[Grands Jours de Bourgogne] Chablis, le défi du climat - Routes des vins

[Grands Jours de Bourgogne] Chablis, le défi du climat

À l’occasion des Grands Jours de Bourgogne, du 21 au 25 mars 2022, retrouvez chaque jour notre chronique sur l’un des vignobles de la région. Aujourd’hui : Chablis, vignoble blanc plébiscité comme jamais, mais face au défi d’un climat de plus en plus exigent.

Si la Bourgogne, terre aux 84 appellations, se veut souvent complexe, Chablis fait figure d’exception. Un seul nom, un seul cépage, et ce sur près de 6000 hectares. Le tout réparti en quatre appellation bien identifiée : Petit Chablis, Chablis, Chablis 1er cru et Chablis grand cru. Ajoutez à cela un nom que l’on peut prononcer dans le monde entier (Pernand-Vergelesses et Auxey-Duresses ne peuvent pas en dire autant), et vous obtenez une visibilité commerciale rare dans le monde des vins de terroir.

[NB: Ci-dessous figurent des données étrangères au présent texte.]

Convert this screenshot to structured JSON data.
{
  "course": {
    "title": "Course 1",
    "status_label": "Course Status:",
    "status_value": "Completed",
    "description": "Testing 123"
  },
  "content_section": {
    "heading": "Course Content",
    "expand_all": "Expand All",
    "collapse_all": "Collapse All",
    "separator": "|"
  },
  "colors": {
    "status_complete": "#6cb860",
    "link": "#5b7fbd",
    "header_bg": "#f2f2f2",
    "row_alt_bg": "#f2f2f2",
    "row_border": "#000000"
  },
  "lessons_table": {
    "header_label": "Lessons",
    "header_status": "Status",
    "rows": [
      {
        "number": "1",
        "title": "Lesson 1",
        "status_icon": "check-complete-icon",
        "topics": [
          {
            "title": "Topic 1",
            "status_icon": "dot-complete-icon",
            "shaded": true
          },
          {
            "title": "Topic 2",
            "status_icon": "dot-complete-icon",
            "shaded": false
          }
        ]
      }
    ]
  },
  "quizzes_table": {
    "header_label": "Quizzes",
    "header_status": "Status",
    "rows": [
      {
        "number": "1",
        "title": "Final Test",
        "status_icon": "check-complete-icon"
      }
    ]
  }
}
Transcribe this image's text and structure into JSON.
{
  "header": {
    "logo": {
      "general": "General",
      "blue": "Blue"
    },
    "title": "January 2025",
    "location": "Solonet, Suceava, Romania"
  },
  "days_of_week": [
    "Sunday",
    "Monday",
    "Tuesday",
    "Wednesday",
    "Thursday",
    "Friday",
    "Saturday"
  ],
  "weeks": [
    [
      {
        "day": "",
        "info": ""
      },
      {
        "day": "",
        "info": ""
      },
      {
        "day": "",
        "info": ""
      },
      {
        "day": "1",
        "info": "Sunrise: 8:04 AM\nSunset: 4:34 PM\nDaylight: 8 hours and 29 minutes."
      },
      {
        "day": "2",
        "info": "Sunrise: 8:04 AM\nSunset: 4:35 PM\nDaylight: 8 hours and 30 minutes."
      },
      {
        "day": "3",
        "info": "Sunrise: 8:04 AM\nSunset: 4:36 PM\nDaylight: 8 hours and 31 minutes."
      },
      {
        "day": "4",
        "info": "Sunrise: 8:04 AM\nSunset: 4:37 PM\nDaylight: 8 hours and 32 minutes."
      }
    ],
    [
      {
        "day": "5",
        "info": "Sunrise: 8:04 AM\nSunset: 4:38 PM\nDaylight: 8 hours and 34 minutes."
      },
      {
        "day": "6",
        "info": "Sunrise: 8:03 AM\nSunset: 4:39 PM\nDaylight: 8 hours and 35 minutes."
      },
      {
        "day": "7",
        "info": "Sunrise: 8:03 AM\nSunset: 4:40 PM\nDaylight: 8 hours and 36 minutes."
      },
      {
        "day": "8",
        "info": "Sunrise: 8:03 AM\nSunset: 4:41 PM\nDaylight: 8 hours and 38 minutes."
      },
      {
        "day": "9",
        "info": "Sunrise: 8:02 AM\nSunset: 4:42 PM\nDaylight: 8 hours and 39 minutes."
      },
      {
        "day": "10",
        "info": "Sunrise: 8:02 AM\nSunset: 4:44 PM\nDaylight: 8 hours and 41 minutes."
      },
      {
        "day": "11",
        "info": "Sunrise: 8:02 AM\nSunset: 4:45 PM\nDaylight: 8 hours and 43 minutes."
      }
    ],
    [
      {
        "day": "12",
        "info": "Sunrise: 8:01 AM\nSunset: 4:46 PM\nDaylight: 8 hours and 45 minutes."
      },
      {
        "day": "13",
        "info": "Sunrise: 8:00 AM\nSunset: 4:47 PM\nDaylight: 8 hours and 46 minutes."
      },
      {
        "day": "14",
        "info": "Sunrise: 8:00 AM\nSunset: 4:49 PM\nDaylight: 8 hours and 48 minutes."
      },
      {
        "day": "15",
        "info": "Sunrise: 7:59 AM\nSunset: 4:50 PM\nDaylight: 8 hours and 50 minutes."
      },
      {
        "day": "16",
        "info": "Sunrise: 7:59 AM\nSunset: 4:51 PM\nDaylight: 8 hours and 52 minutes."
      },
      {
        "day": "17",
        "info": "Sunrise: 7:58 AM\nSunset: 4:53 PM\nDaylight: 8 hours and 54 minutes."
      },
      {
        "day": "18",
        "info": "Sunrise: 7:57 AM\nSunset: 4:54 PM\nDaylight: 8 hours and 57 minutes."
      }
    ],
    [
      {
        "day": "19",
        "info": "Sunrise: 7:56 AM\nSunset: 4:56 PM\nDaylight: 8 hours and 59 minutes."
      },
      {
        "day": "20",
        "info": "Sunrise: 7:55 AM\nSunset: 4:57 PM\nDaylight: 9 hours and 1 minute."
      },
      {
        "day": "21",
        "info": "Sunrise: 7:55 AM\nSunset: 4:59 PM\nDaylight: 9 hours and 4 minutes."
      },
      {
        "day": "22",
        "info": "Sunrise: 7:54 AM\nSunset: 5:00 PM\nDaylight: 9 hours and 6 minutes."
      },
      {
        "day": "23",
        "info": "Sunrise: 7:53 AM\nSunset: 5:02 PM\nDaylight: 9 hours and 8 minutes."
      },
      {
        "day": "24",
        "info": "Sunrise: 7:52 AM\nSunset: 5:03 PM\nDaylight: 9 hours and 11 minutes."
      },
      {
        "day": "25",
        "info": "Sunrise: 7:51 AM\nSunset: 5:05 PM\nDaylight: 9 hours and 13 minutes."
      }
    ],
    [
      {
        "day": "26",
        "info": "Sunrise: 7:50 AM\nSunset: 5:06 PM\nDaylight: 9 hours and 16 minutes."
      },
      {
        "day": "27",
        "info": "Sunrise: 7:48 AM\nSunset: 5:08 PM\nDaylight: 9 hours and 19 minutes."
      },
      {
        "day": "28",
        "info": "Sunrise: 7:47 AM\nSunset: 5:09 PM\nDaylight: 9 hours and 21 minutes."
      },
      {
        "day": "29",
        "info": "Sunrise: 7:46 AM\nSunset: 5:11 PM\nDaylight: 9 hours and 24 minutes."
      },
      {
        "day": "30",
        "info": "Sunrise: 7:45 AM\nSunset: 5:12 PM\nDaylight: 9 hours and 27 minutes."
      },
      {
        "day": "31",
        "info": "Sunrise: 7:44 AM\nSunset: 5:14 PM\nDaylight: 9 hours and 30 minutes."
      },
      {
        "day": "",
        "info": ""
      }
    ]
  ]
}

De quoi expliquer une partie de son succès sur les marchés. Anglo-saxons et Japonais raffolent de ces chardonnays, et la demande est plus forte que jamais. Tout va bien, donc, au pays des Vaudésir et de la montée de Tonnerre ? Pas tout à fait. Pour répondre aux oenophiles, il faut produire du raisin. Et là, les choses commencent à se compliquer, le talent des vignerons locaux n’y pouvant rien.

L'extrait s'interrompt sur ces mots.